When entrepreneurs see problems they naturally work to find solutions, so senior and student body president Macy Koch demonstrated true entrepreneur spirit by taking a risk and planning “Startup Storm.”

The event, which was held on Saturday, April 16, featured Des Moines area speakers with startup experience and aimed to both inspire and inform students on the experience of starting a business. According to Koch, she organized the event partly out of frustration.

“We don’t offer courses or events that are more focused on starting your own business or creating that entrepreneurial culture,” Koch said. “I know that Iowa State, Iowa and Drake all do that within their curriculum or as external groups or organizations or just parts of the college that encourages this drive to create something.”

For the first time holding such an event on campus, Koch says she found the turnout to be encouraging.

“A lot of the students that were there were students who I maybe wouldn’t have thought were interested or surprised me that they were coming to the event, which is great,” Koch said.

Those students who turned out had the opportunity to hear from five Des Moines-based entrepreneurs including: Simpson alumnae Donni Alley, president and creative director at Alley Design Solutions, Inc., Ben Milne, CEO and Co-Founder of Dwolla, Christian Renaud CEO of the Athena Project, Geoff Wood, COO at Silicon Prairie News and Nathan Wright, founder of Lava Row.

According to Alley, who opened her business three years ago, learning about entrepreneurship will prove helpful for students of all interests. This type of education becomes even more important considering the realities of the current job market.

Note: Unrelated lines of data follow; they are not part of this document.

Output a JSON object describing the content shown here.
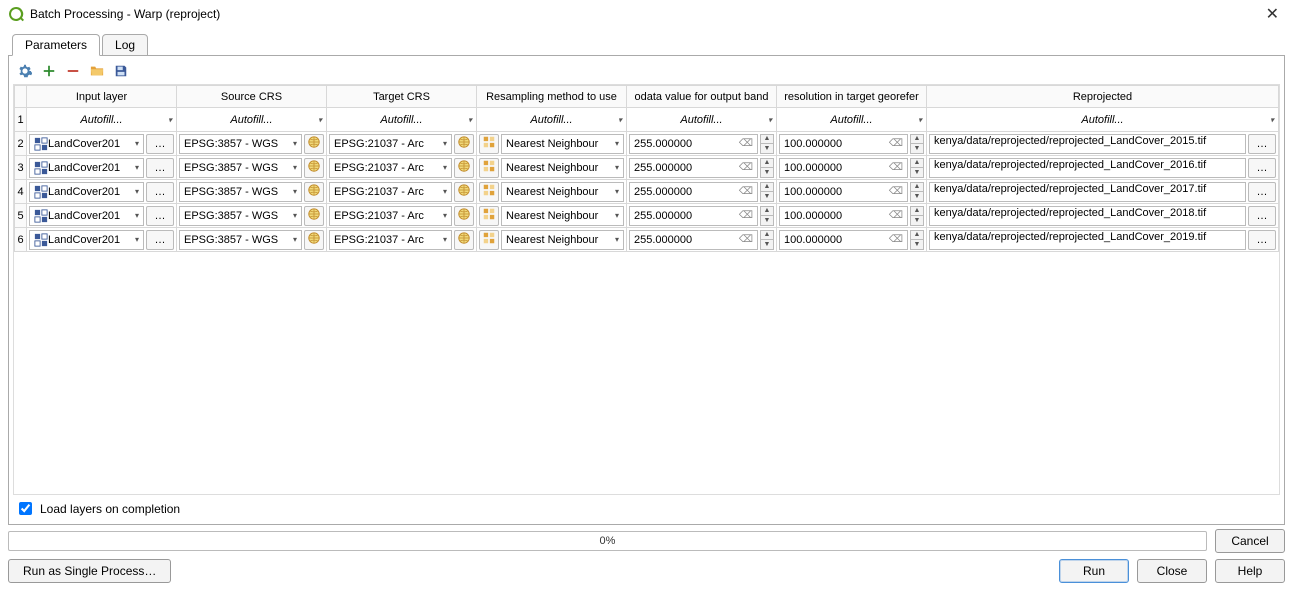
{
  "window": {
    "title": "Batch Processing - Warp (reproject)"
  },
  "tabs": {
    "parameters": "Parameters",
    "log": "Log"
  },
  "columns": {
    "input_layer": "Input layer",
    "source_crs": "Source CRS",
    "target_crs": "Target CRS",
    "resampling": "Resampling method to use",
    "nodata": "odata value for output band",
    "resolution": "resolution in target georefer",
    "reprojected": "Reprojected"
  },
  "autofill_label": "Autofill...",
  "rows": [
    {
      "n": "1",
      "input_layer": "LandCover201",
      "source_crs": "EPSG:3857 - WGS",
      "target_crs": "EPSG:21037 - Arc",
      "resampling": "Nearest Neighbour",
      "nodata": "255.000000",
      "resolution": "100.000000",
      "output": "kenya/data/reprojected/reprojected_LandCover_2015.tif"
    },
    {
      "n": "2",
      "input_layer": "LandCover201",
      "source_crs": "EPSG:3857 - WGS",
      "target_crs": "EPSG:21037 - Arc",
      "resampling": "Nearest Neighbour",
      "nodata": "255.000000",
      "resolution": "100.000000",
      "output": "kenya/data/reprojected/reprojected_LandCover_2016.tif"
    },
    {
      "n": "3",
      "input_layer": "LandCover201",
      "source_crs": "EPSG:3857 - WGS",
      "target_crs": "EPSG:21037 - Arc",
      "resampling": "Nearest Neighbour",
      "nodata": "255.000000",
      "resolution": "100.000000",
      "output": "kenya/data/reprojected/reprojected_LandCover_2017.tif"
    },
    {
      "n": "4",
      "input_layer": "LandCover201",
      "source_crs": "EPSG:3857 - WGS",
      "target_crs": "EPSG:21037 - Arc",
      "resampling": "Nearest Neighbour",
      "nodata": "255.000000",
      "resolution": "100.000000",
      "output": "kenya/data/reprojected/reprojected_LandCover_2018.tif"
    },
    {
      "n": "5",
      "input_layer": "LandCover201",
      "source_crs": "EPSG:3857 - WGS",
      "target_crs": "EPSG:21037 - Arc",
      "resampling": "Nearest Neighbour",
      "nodata": "255.000000",
      "resolution": "100.000000",
      "output": "kenya/data/reprojected/reprojected_LandCover_2019.tif"
    }
  ],
  "checkbox": {
    "load_layers": "Load layers on completion",
    "checked": true
  },
  "progress": {
    "percent": "0%"
  },
  "buttons": {
    "cancel": "Cancel",
    "run_single": "Run as Single Process…",
    "run": "Run",
    "close": "Close",
    "help": "Help",
    "ellipsis": "…"
  }
}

“The economy now is so different from the economy I graduated in,” Alley said. “It’s important to consider that while seniors are out there looking for jobs, if those jobs don’t come immediately, it’s good to know that they could take their own ambition and entrepreneurial spirit to create their own thing.”

Whether graduates work in the startup world or for more established corporations, however, Alley maintains that fostering an entrepreneurial spirit remains essential.

“The idea of the entrepreneurial spirit is so important,” Alley said. “No matter what type of career you go into, that entrepreneurial spirit will carry you, whether or not you are in a startup or trying to be a leader within the environment you are working in.”

The event featured not only the opportunity to seek advice from experienced entrepreneurs, but to network as well. As junior Joe Sorenson said, the event also offered an opportunity every student should take advantage of: practice.

“It was a great time for students to come out and talk to business professionals to expand their network and their ability to communicate in a professional setting,” Sorenson said.

With Koch graduating in May, the future of similar events on campus currently is uncertain, however both Koch and students who attended view Startup Storm as a strong foundation for future growth.

“I would love to have this event continue to happen, continue to grow and maybe five years down the road the college could have a week devoted to startup businesses or entrepreneurial events,” Koch said.